Guess Roland had, at one point, seen him fight with his knife in battle.
Despite the surreal sense of detachment, it was still difficult to draw enough breath to speak and even more painful to put the knowledge of necessity into words, so it was amazing to him when his voice came out steady and strong. “You know who Gabby was in her heart, Roland. Tell me, would she want to live like this?”

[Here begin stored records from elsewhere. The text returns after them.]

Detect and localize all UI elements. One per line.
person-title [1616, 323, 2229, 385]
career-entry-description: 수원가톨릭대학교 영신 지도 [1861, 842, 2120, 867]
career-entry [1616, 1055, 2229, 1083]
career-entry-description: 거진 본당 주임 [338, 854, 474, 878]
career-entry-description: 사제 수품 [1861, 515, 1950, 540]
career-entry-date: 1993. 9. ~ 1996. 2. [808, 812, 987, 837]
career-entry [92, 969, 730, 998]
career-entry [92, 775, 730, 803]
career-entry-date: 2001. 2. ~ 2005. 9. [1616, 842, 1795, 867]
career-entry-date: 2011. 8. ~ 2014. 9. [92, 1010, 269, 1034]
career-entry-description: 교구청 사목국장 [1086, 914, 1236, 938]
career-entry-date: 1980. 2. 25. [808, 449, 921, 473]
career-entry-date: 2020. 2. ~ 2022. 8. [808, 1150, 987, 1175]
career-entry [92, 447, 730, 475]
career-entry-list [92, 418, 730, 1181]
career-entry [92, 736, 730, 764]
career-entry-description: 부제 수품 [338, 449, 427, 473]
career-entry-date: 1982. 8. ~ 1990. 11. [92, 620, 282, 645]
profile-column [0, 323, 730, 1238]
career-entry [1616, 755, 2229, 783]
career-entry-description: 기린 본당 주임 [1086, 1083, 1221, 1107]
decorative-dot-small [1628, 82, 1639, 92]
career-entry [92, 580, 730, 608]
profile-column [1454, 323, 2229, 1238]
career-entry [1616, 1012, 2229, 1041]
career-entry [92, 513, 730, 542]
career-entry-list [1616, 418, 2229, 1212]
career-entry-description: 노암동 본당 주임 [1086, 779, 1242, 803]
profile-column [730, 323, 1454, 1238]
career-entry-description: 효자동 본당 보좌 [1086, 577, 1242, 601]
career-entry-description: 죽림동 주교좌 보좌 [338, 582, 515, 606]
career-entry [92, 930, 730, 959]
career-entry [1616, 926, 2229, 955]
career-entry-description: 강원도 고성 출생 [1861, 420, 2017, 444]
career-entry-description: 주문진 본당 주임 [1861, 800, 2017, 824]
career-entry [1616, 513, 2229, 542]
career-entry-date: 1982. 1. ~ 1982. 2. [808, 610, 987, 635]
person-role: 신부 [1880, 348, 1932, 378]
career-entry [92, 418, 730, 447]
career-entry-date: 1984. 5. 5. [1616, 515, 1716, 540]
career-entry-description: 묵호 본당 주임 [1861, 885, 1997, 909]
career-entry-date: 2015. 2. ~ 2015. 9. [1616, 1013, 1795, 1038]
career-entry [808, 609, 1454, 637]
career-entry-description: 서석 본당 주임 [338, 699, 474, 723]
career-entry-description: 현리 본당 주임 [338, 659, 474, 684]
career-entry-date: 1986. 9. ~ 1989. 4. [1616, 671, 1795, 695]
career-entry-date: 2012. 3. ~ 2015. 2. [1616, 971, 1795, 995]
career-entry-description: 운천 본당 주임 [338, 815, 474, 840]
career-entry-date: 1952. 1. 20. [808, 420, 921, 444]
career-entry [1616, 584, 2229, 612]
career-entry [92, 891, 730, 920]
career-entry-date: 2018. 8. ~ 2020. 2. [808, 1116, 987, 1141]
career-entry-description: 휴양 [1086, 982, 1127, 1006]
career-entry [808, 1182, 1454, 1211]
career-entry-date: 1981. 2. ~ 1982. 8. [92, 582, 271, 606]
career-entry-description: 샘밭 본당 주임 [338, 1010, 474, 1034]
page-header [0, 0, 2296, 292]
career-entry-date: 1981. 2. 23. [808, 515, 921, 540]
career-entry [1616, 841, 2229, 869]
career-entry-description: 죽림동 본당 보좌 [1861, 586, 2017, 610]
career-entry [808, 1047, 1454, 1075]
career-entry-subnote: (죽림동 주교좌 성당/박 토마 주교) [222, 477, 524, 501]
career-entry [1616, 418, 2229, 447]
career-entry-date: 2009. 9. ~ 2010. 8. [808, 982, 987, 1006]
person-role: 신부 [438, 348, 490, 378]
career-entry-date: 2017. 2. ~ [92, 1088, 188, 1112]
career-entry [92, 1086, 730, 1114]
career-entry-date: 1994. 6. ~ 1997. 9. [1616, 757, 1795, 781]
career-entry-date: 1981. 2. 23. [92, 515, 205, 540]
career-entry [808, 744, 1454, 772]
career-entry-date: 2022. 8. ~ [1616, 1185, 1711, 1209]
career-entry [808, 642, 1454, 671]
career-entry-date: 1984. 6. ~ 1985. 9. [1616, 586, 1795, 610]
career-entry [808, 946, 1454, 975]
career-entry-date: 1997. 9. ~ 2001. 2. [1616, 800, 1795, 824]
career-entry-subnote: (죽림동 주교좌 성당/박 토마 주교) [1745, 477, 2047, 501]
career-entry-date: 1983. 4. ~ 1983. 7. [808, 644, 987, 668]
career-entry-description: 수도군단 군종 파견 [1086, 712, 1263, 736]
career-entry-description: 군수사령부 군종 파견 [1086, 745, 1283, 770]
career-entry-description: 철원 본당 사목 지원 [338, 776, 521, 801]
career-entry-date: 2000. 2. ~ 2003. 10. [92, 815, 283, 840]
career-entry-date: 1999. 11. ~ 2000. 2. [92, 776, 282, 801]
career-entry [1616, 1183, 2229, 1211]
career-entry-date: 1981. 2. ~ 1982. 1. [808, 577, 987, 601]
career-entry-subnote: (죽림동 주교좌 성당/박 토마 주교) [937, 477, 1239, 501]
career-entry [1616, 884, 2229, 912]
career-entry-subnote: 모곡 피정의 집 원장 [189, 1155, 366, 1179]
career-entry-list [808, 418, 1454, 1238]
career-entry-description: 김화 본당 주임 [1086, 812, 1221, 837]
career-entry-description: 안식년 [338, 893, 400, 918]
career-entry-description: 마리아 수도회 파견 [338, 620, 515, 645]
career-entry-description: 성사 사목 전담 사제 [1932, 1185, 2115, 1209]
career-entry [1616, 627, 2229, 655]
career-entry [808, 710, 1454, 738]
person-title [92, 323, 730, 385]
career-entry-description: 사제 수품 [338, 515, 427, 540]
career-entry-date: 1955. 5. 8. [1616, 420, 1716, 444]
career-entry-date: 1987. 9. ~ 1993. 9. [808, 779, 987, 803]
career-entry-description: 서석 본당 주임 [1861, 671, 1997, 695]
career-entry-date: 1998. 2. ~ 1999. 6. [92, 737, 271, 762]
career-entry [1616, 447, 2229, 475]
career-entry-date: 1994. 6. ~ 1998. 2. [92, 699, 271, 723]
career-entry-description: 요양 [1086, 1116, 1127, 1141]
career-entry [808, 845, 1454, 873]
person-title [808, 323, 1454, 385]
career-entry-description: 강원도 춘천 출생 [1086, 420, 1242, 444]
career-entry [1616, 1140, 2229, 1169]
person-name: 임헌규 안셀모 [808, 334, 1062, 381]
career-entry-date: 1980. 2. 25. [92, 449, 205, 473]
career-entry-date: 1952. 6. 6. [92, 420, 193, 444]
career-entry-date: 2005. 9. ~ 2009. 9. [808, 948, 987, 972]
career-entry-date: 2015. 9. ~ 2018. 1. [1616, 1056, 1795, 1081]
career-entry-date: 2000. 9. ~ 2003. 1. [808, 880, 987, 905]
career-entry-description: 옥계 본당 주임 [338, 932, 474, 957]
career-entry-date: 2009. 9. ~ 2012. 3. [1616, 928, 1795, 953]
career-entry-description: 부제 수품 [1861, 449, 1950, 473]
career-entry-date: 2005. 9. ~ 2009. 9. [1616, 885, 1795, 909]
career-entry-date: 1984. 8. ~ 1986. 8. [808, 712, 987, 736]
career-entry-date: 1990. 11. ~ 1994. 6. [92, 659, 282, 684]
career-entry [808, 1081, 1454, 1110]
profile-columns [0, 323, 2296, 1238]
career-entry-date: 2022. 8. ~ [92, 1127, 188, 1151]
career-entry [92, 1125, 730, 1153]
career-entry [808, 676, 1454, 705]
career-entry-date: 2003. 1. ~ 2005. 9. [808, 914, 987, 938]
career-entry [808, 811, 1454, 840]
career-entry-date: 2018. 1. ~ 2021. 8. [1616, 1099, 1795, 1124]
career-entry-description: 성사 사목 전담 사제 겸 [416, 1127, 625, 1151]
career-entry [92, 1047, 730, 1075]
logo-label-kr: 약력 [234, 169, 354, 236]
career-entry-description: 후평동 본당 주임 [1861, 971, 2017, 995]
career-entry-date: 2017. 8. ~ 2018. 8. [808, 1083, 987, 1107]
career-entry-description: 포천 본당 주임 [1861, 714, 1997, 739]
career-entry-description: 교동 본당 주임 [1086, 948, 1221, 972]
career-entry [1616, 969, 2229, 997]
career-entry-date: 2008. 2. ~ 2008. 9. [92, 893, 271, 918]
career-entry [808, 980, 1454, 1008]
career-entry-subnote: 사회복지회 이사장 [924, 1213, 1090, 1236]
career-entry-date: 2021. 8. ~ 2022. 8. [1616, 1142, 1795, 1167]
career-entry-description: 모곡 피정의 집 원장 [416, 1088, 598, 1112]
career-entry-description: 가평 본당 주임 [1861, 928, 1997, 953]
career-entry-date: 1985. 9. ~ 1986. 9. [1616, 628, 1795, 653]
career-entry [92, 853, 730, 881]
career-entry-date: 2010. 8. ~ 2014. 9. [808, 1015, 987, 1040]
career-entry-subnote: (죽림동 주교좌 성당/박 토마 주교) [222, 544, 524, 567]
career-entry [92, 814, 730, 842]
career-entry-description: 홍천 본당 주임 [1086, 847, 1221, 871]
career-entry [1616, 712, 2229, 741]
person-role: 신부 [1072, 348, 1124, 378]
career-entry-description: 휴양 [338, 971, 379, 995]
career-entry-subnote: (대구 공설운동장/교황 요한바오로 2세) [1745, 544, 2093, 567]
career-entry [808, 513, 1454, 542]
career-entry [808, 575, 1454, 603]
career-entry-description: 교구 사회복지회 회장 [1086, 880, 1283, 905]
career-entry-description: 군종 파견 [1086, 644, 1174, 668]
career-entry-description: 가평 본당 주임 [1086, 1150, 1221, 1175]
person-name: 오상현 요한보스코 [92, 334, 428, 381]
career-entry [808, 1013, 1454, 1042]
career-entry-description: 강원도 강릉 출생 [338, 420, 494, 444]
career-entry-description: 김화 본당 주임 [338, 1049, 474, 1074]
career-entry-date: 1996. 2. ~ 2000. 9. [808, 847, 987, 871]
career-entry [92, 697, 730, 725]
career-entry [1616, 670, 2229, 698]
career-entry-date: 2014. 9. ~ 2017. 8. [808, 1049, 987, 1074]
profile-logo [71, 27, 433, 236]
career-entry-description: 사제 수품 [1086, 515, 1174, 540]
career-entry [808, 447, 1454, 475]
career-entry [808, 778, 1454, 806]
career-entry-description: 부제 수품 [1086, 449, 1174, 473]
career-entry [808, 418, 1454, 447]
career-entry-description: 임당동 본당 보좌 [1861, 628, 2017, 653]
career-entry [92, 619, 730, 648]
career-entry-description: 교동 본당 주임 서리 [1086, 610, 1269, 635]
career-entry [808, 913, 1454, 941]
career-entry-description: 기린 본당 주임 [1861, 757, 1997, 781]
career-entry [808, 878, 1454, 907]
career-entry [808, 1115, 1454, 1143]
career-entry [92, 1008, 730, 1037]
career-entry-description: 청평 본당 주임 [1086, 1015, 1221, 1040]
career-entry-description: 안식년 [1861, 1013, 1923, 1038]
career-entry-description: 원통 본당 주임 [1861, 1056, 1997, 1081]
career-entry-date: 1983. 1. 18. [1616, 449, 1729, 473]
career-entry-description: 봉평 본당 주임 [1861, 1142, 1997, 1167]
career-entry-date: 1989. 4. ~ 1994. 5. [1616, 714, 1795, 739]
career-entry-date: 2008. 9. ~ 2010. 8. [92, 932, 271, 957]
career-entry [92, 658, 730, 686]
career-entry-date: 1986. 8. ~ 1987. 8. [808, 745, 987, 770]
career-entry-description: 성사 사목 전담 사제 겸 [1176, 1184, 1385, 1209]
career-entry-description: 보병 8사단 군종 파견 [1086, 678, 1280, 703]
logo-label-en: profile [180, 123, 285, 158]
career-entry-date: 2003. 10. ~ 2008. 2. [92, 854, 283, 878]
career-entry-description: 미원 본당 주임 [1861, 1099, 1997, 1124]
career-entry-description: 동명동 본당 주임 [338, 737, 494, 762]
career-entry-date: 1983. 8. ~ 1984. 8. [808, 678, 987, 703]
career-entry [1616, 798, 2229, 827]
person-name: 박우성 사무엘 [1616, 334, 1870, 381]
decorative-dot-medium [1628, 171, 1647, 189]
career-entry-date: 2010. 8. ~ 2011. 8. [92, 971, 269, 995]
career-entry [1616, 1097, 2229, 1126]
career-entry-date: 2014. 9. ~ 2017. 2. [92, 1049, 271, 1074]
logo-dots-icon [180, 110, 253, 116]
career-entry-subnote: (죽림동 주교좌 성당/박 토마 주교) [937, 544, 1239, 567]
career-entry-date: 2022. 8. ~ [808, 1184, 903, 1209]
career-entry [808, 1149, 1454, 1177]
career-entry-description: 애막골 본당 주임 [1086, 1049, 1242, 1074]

“Fuck…FUCK!” Roland roared, his own pain and loss exponentially fanning Valin’s. Valin clenched his teeth, trying to tone out Roland’s explosion.
Rabid dog. Put her down. You’d want her to do the same for you.
“Look at me, Roland. I need you to look at me,” Karissa said, her voice alone like a soothing bit of coolheadedness in a room burning with misery.
Roland growled again. Valin spared the briefest of glances to see Karissa wrapping her arms around her mate. It was only a split second, but long enough that their eyes met, a silent moment of understanding passing between them before she looked away and flickered out, pulling Roland along with her as she teleported.
And then it was just him and Gabby, though not really. Without the balancing effect of Karissa’s inherent light, he could feel the evil seeping out from every molecule in the room, the dark magic that had sunk into and sustained this house of horrors for so long like a living entity breathing for the house itself.